Разумеется, загодя Великанов много чего нашептал (любил мой коллега такой способ общения) при сеансе курения, когда они оба, Великанов и Никольский, всласть дымили, Великанов вонючими, крепкими «Новыми», а Никольский ароматным импортным «Кэмелом». Соответственно, в редакционной курилке Великанов просветил меня насчёт Никольского, доложил про его безножие. Охать, умиляться, удивляться при личном знакомстве с Валентином Михайловичем мне не пришлось.
Он сидел в дальнем конце большой комнаты, служившей приёмной и гостиной, у края большого стола. С правого бока к его креслу-трону примыкал столик с радиоприёмником, телефонным аппаратом, магнитофоном, блокнотом для записей и молниеносных зарисовок и некоторых других деталей антуража. Из-за спинки кресла выглядывал гриф гитары. Вся эта характерная для начала шестидесятых аппаратура, весь колоритный вещный мир перестал для меня существовать, как только я обратил взгляд на самого Валентина Михайловича.

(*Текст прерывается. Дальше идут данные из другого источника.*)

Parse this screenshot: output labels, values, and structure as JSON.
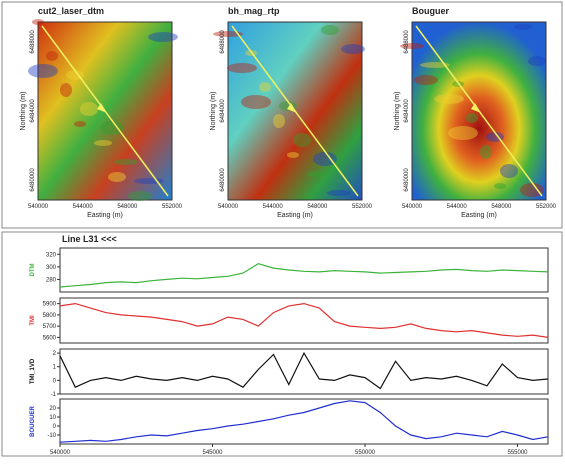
{
  "maps": [
    {
      "title": "cut2_laser_dtm",
      "xlabel": "Easting (m)",
      "ylabel": "Northing (m)",
      "xticks": [
        "540000",
        "544000",
        "548000",
        "552000"
      ],
      "yticks": [
        "6480000",
        "6484000",
        "6488000"
      ]
    },
    {
      "title": "bh_mag_rtp",
      "xlabel": "Easting (m)",
      "ylabel": "Northing (m)",
      "xticks": [
        "540000",
        "544000",
        "548000",
        "552000"
      ],
      "yticks": [
        "6480000",
        "6484000",
        "6488000"
      ]
    },
    {
      "title": "Bouguer",
      "xlabel": "Easting (m)",
      "ylabel": "Northing (m)",
      "xticks": [
        "540000",
        "544000",
        "548000",
        "552000"
      ],
      "yticks": [
        "6480000",
        "6484000",
        "6488000"
      ]
    }
  ],
  "profile_title": "Line L31 <<<",
  "chart_data": [
    {
      "type": "line",
      "ylabel": "DTM",
      "color": "#3cb43c",
      "x": [
        540000,
        540500,
        541000,
        541500,
        542000,
        542500,
        543000,
        543500,
        544000,
        544500,
        545000,
        545500,
        546000,
        546500,
        547000,
        547500,
        548000,
        548500,
        549000,
        549500,
        550000,
        550500,
        551000,
        551500,
        552000,
        552500,
        553000,
        553500,
        554000,
        554500,
        555000,
        555500,
        556000
      ],
      "values": [
        268,
        270,
        272,
        275,
        276,
        275,
        278,
        280,
        282,
        281,
        283,
        285,
        290,
        305,
        298,
        295,
        293,
        292,
        294,
        293,
        292,
        290,
        291,
        292,
        293,
        295,
        296,
        294,
        293,
        295,
        294,
        293,
        292
      ],
      "xlim": [
        540000,
        556000
      ],
      "ylim": [
        260,
        330
      ],
      "yticks": [
        280,
        300,
        320
      ]
    },
    {
      "type": "line",
      "ylabel": "TMI",
      "color": "#e03030",
      "x": [
        540000,
        540500,
        541000,
        541500,
        542000,
        542500,
        543000,
        543500,
        544000,
        544500,
        545000,
        545500,
        546000,
        546500,
        547000,
        547500,
        548000,
        548500,
        549000,
        549500,
        550000,
        550500,
        551000,
        551500,
        552000,
        552500,
        553000,
        553500,
        554000,
        554500,
        555000,
        555500,
        556000
      ],
      "values": [
        5880,
        5900,
        5860,
        5820,
        5800,
        5790,
        5780,
        5760,
        5740,
        5700,
        5720,
        5780,
        5760,
        5700,
        5820,
        5880,
        5900,
        5860,
        5740,
        5700,
        5690,
        5680,
        5690,
        5720,
        5680,
        5660,
        5650,
        5660,
        5640,
        5620,
        5610,
        5620,
        5600
      ],
      "xlim": [
        540000,
        556000
      ],
      "ylim": [
        5550,
        5950
      ],
      "yticks": [
        5600,
        5700,
        5800,
        5900
      ]
    },
    {
      "type": "line",
      "ylabel": "TMI_1VD",
      "color": "#111111",
      "x": [
        540000,
        540500,
        541000,
        541500,
        542000,
        542500,
        543000,
        543500,
        544000,
        544500,
        545000,
        545500,
        546000,
        546500,
        547000,
        547500,
        548000,
        548500,
        549000,
        549500,
        550000,
        550500,
        551000,
        551500,
        552000,
        552500,
        553000,
        553500,
        554000,
        554500,
        555000,
        555500,
        556000
      ],
      "values": [
        1.8,
        -0.5,
        0,
        0.2,
        0,
        0.3,
        0.1,
        0,
        0.2,
        0,
        0.3,
        0.1,
        -0.5,
        0.8,
        1.9,
        -0.3,
        2.0,
        0.1,
        0,
        0.4,
        0.2,
        -0.6,
        1.4,
        0,
        0.2,
        0.1,
        0.3,
        0,
        -0.4,
        1.2,
        0.2,
        0,
        0.1
      ],
      "xlim": [
        540000,
        556000
      ],
      "ylim": [
        -1,
        2.3
      ],
      "yticks": [
        -1,
        0,
        1,
        2
      ]
    },
    {
      "type": "line",
      "ylabel": "BOUGUER",
      "color": "#2030d0",
      "x": [
        540000,
        540500,
        541000,
        541500,
        542000,
        542500,
        543000,
        543500,
        544000,
        544500,
        545000,
        545500,
        546000,
        546500,
        547000,
        547500,
        548000,
        548500,
        549000,
        549500,
        550000,
        550500,
        551000,
        551500,
        552000,
        552500,
        553000,
        553500,
        554000,
        554500,
        555000,
        555500,
        556000
      ],
      "values": [
        -18,
        -17,
        -16,
        -17,
        -15,
        -12,
        -10,
        -11,
        -8,
        -5,
        -3,
        0,
        2,
        5,
        8,
        12,
        15,
        20,
        25,
        28,
        26,
        15,
        0,
        -10,
        -14,
        -12,
        -8,
        -10,
        -12,
        -6,
        -10,
        -15,
        -12
      ],
      "xlim": [
        540000,
        556000
      ],
      "ylim": [
        -20,
        30
      ],
      "yticks": [
        -10,
        0,
        10,
        20
      ],
      "xticks": [
        540000,
        545000,
        550000,
        555000
      ]
    }
  ]
}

Никольский улыбался, весь обратившись ко мне. Лицо его выражало полную, чистосердечную, искреннюю благожелательность. Он таким образом извинялся за то, что нет у него возможности устремиться тебе навстречу – встать, идти к дверям с распростёртыми объятьями. Глядя на его могучие руки и плечи, я представил, какие это были бы роскошные, сильные, мужские объятья. В детстве полиомиелит привёл к поражению ног – лишил мальчика возможности ходить, бегать, скакать, плясать, танцевать, играть в подвижные игры, но не лишил его всех перечисленных желаний и потребностей, и он удовлетворял их с помощью могучего воображения. Бессилие скованных недугом ног компенсировала воля, необыкновенно развитые, на всё способные руки, могучий плечевой пояс, сильный торс. Немного раскрепостишь фантазию и с лёгкостью представляешь его руки крыльями. И чудились мне в нём повадки, гордость орла. Было нечто орлиное, величественно-птичье в его внешности, прежде всего в орлином профиле.

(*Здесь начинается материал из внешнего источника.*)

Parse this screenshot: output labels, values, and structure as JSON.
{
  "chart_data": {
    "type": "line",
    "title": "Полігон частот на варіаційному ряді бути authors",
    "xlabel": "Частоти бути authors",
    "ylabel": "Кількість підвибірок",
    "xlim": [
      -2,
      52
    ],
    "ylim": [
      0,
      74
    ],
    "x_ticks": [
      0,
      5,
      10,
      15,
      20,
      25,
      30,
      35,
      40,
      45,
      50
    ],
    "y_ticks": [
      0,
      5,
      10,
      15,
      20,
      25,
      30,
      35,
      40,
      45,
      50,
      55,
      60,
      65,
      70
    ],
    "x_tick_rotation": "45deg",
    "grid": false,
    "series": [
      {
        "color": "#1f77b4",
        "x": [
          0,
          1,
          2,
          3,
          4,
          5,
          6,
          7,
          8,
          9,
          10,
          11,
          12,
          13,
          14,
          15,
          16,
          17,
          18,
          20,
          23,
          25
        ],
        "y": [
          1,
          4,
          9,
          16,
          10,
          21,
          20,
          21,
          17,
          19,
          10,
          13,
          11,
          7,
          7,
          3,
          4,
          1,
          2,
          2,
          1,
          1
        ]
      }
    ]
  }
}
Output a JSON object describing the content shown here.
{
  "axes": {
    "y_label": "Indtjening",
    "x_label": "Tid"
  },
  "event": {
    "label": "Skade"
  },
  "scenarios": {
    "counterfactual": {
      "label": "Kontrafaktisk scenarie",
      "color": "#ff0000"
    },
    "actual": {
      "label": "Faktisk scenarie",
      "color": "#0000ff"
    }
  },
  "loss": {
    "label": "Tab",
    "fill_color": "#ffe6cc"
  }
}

Передние части головы у него решительно выдвинуты вперёд относительно затылка, и от этого лик Никольского обрёл птичьи очертания. Нос с горбинкой, глубоко сидящие весёлые голубые глаза, широкий растянутый рот, настроенный на протяжную улыбку и, вообще, владеющий богатейшей мимикой. Вкусные, даже на вид, губы. Черты лица Валентина Никольского ужасно далеки от правильных округлых, гармонических форм, но при этом они были по-своему, что называется, на загляденье. Живость его лица, подвижность, способность быть одухотворённым приёмником чувств, мыслей, интереса к собеседнику всех, кто оказался в застолье, брали в плен сразу же. Ему не надо было настраиваться на беседу именно с вами, допустим, угрюмым, чем-то крайне расстроенным, эгоистичным в желании лелеять и дальше это для других тягостное, неприятное чувство. Он изжил эгоизм полностью, как ни трудно в это поверить. Инвалид, лишённый возможности передвижения, никогда не думает прежде о себе, а уж затем, о тех, кто рядом, кто обращается к нему с вопросами, предложениями, просьбами.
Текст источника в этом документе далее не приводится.